The new “rape/sexual assault” heading didn’t include men made to penetrate sexually another person. In the 2002 report, an new summary table, presented first in the report (Table 1), listed just the heading “rape/sexual assault.” The subsequent Table 2 provided the above categorical breakdown of “rape/sexual assault.” In the 2006 report, the second table detailing categorizes of “rape/sexual assault” was eliminated from the main report and pushed to a second report containing just statistical tables. In the 2009 report, an inconsistent higher level heading “serious violent crime” was added encompassing “rape/sexual assault,” reported without the above sub-category detail. Threats of sexual assault, which are distinguished from verbal threats of rape, were thus implicitly included within “serious violent crime.” The supplementary publication of statistical tables, which had previously included the rape/sexual assault sub-categories, was eliminated. In 2011, the headings of Table 1 were changed to have both the headings “violent crime” and “serious violent crime.” The heading “rape/sexual assault” was shifted to the former heading, and the new heading “serious domestic violence” was added to the latter heading. Domestic violence includes rape/sexual assault of persons defined as relevant to domestic violence.

Variance in Official U.S. Rape Figures, Benchmarked to 1992

figure sourcefigure for
rape/sexual assault
felony convictions of rape in state courts21,655
forcible rape offenses known to police109,062
National Crime Victimization Survey (1)140,930
National Crime Victimization Survey (2)607,000
National Crime Victimization Survey (3)1,034,743
National Intimate Partner and Sexual Violence Survey4,455,111
Source: See rape variance sheet in punishment dataset.
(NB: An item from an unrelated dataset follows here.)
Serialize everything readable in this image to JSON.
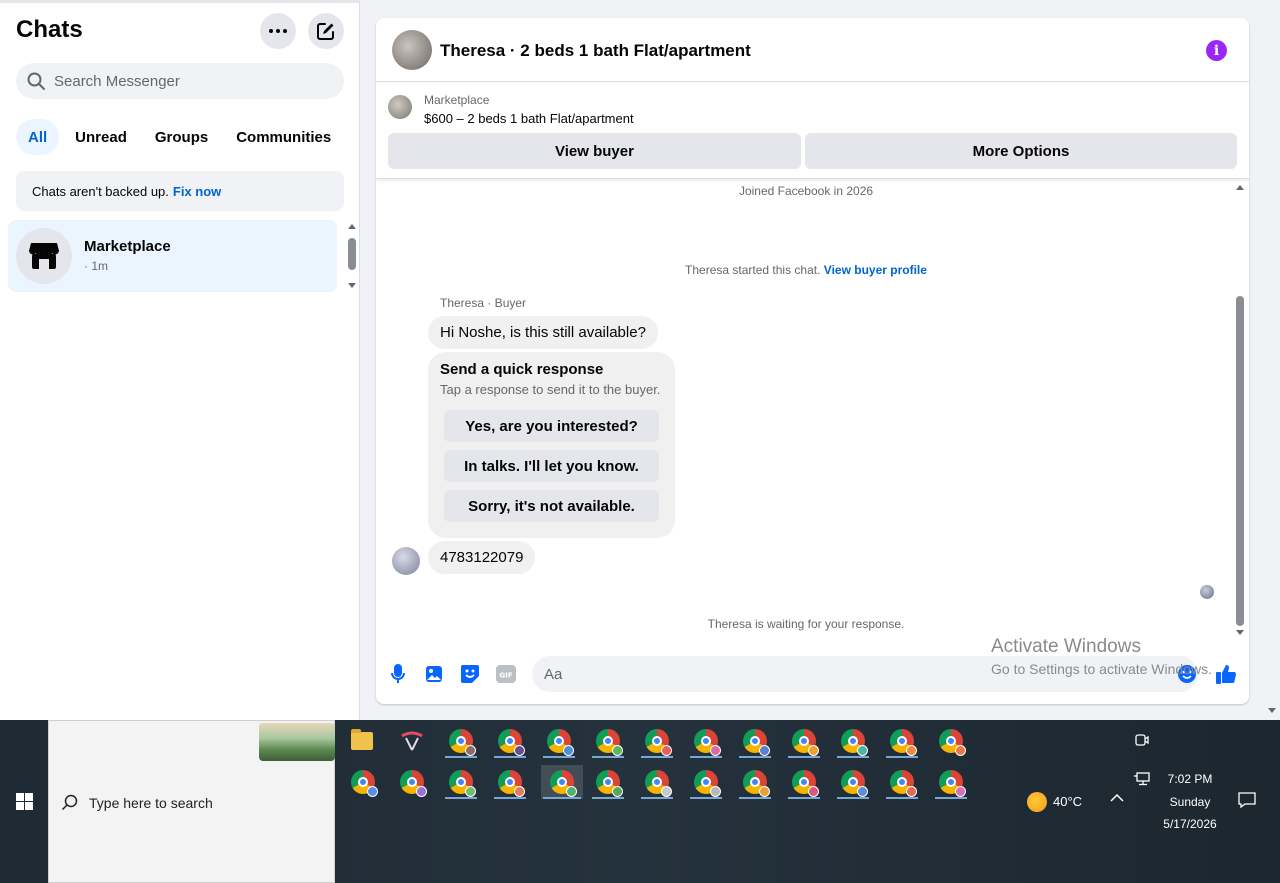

Official rape figures vary by about a factor of 200. The year 1992 provides the best opportunity to compare different estimates. A revision to NCVS about 1992 produced a published figure for “rape/sexual assault” more than four times higher than the previously published figures for “rape.” Another revision of NCVS about the year 2010 roughly doubled the figure for rape/sexual assault recalculated for about 1992. The 2010 NISVS figure reported for “rape,” scaled to 1992 using the NCVS rape/sexual assault yearly figures, is 32 times higher than the original NCVS figure for rape. The NISVS rape figure scaled to 1992 is 206 times higher than the number of felony convictions for rape in state courts in 1992. None of these figures include within rape or rape/sexual assault men made to penetrate sexually another person. If such sexual vicimization were included, the figure for rapes would roughly double.

Belief that the number of men convicted of rape is too low has been common in public discourse. Official surveys of criminal victimization have worked to support that belief. While maintaining deep anti-men gender-bias, those surveys have been continually redesigned in ways that have produced bigger figures for rapes of women. In reporting rape, official criminal victimization surveys have furthered the criminalization of men.